Until today, all I had to go on were a few fragments of fanboy trivia and fond (if vague) memories. My sweet tooth for the character dates back a long way. He may have been my first real exposure to the comics medium: as a kid I read the covers off an old pocket reprint edition of the early 1960s Lee-Ditko classics. Even now, a Dr. Strange action figure keeps watch over my office. All I remembered about the house, though, was the part that got mentioned all the time—that it was on Bleecker Street. I had no idea that a house number had ever come up. I sometimes kept a lookout for real-world analogs to his crazy-ass brownstone on my earliest wanderings through the Village. I never found it: double-width corner houses with fabulous circular skylights are few and far between these days. So if not for today’s random encounter with New York Songlines, I’d never have known. Actually, knowing the address only underscores the building’s occult nature: you can tell it was extra-magical because it had the number 177A. See, it was always pictured on a corner lot—MacDougal, as it turns out—which should have put it at number 171. Ooooh. Spooky.

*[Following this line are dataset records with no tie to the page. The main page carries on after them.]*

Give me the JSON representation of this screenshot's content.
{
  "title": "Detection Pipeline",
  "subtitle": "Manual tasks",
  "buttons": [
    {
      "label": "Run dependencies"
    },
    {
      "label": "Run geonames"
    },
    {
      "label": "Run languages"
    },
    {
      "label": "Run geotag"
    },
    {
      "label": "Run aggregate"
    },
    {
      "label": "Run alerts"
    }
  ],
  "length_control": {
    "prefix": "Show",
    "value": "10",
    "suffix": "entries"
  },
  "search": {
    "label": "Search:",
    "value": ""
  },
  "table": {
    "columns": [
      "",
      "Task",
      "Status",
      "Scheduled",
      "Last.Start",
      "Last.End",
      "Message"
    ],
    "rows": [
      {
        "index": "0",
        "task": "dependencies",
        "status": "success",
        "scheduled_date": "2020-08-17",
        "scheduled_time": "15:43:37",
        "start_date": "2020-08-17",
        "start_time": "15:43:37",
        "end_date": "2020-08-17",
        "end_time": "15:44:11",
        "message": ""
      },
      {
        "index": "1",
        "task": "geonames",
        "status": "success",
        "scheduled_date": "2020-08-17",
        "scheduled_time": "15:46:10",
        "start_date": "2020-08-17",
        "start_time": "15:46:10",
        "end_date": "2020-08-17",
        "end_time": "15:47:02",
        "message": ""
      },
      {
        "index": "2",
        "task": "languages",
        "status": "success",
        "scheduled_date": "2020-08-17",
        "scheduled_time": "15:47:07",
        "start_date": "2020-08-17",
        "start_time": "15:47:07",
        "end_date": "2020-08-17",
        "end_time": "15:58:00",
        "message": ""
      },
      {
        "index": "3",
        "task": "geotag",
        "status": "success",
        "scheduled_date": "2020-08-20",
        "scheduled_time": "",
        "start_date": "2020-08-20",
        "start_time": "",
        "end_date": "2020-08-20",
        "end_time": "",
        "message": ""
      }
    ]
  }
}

Anyway, you learn something new every day.
(New York Songlines is an ingenious piece of work, and really cool besides. Virtual walking tours of various bits of the City. Worth exploring.)
Aug 3 04: let’s dance!
Put on your Red shoes and dance the Blues.
Flashmobs may be back this summer after all—and with the added bonus of vexing (or at least refocusing) the GOP hordes. John Barlow has had a fabulous idea. Shall we dance? Shall we dance? Shall we sweep up the joyless puritans in whirlwinds of spontaneous fun? Shall we encourage passers-by to boogie down for 2 minutes of creative, ecstatic abandon? I love this idea. Go read.

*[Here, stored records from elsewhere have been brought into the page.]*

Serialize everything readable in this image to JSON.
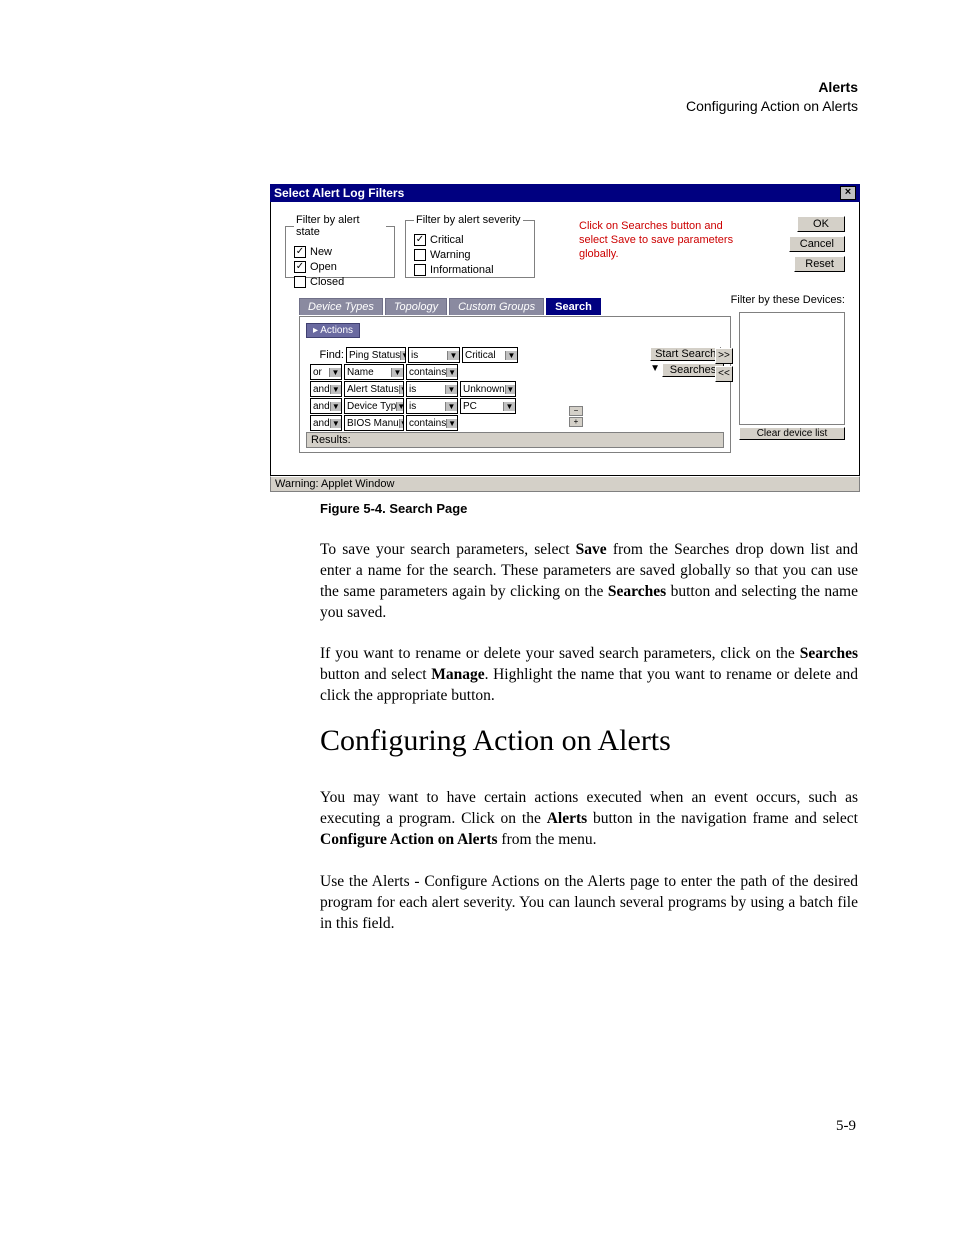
{
  "header": {
    "title": "Alerts",
    "subtitle": "Configuring Action on Alerts"
  },
  "dialog": {
    "title": "Select Alert Log Filters",
    "close_glyph": "×",
    "hint": "Click on Searches button and select Save to save parameters globally.",
    "buttons": {
      "ok": "OK",
      "cancel": "Cancel",
      "reset": "Reset"
    },
    "filter_by_devices_label": "Filter by these Devices:",
    "state_group": {
      "legend": "Filter by alert state",
      "items": [
        {
          "label": "New",
          "checked": true
        },
        {
          "label": "Open",
          "checked": true
        },
        {
          "label": "Closed",
          "checked": false
        }
      ]
    },
    "sev_group": {
      "legend": "Filter by alert severity",
      "items": [
        {
          "label": "Critical",
          "checked": true
        },
        {
          "label": "Warning",
          "checked": false
        },
        {
          "label": "Informational",
          "checked": false
        }
      ]
    },
    "tabs": {
      "t0": "Device Types",
      "t1": "Topology",
      "t2": "Custom Groups",
      "t3": "Search"
    },
    "actions_pill": "▸ Actions",
    "find_label": "Find:",
    "rows": [
      {
        "conn": "",
        "field": "Ping Status",
        "op": "is",
        "val": "Critical"
      },
      {
        "conn": "or",
        "field": "Name",
        "op": "contains",
        "val": ""
      },
      {
        "conn": "and",
        "field": "Alert Status",
        "op": "is",
        "val": "Unknown"
      },
      {
        "conn": "and",
        "field": "Device Typ",
        "op": "is",
        "val": "PC"
      },
      {
        "conn": "and",
        "field": "BIOS Manu",
        "op": "contains",
        "val": ""
      }
    ],
    "start_search": "Start Search",
    "searches_btn": "Searches",
    "tri_down": "▼",
    "move_right": ">>",
    "move_left": "<<",
    "stack_minus": "−",
    "stack_plus": "+",
    "results_label": "Results:",
    "clear_devices": "Clear device list",
    "applet_warn": "Warning: Applet Window"
  },
  "figure_caption": "Figure 5-4.    Search Page",
  "p1_a": "To save your search parameters, select ",
  "p1_b": "Save",
  "p1_c": " from the Searches drop down list and enter a name for the search. These parameters are saved globally so that you can use the same parameters again by clicking on the ",
  "p1_d": "Searches",
  "p1_e": " button and selecting the name you saved.",
  "p2_a": "If you want to rename or delete your saved search parameters, click on the ",
  "p2_b": "Searches",
  "p2_c": " button and select ",
  "p2_d": "Manage",
  "p2_e": ". Highlight the name that you want to rename or delete and click the appropriate button.",
  "section_heading": "Configuring Action on Alerts",
  "p3_a": "You may want to have certain actions executed when an event occurs, such as executing a program. Click on the ",
  "p3_b": "Alerts",
  "p3_c": " button in the navigation frame and select ",
  "p3_d": "Configure Action on Alerts",
  "p3_e": " from the menu.",
  "p4": "Use the Alerts - Configure Actions on the Alerts page to enter the path of the desired program for each alert severity. You can launch several programs by using a batch file in this field.",
  "page_number": "5-9"
}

Angry protests are a fine American tradition, and god knows we have plenty to be angry about. But angry protestors are to be corralled into the ‘free speech zones’ miles from anywhere, the irony of which should not be lost on any of us. Furthermore, anytime the demonstrations surrounding the convention are marked by violence it will be used to discredit we, the angry: look, see? Those who oppose the President are lawless hooligans. You’re not one of them, are you? The ones who hate America?
(Actually, that should be ‘us, the angry.’ )
Let’s dance instead. If you want in, e-mail John, and spread the word. In the mean time, we can start listing good, danceable, mildly subversive tunes. Off the top of my head, I’m thinking “Hell” by the Squirrel Nut Zippers; “Rock Lobster,” of course; maybe Deeee-Lite’s “Groove is in the Heart”…oh! And some Talking Heads!
(Thanks go out to TNH for bringing this to my attention.)
Aug 2 04: salvage
—Hey, the crickets have stopped again.
—It’s because you’re making so damn much noise. What was it you wanted me to see, anyway?
—Check it out! A head!
—Human?
—Mostly. Actually, no…I think this one’s entirely human.
—Well, that should be worth a few bucks to somebody. Nicely preserved, too. Where’d you find it?
—Under the sand. I told you: for moonlit fields to give way to unstructured sand so abruptly is unnatural, even in a place like this. I think the breakdown was radiating out from the head.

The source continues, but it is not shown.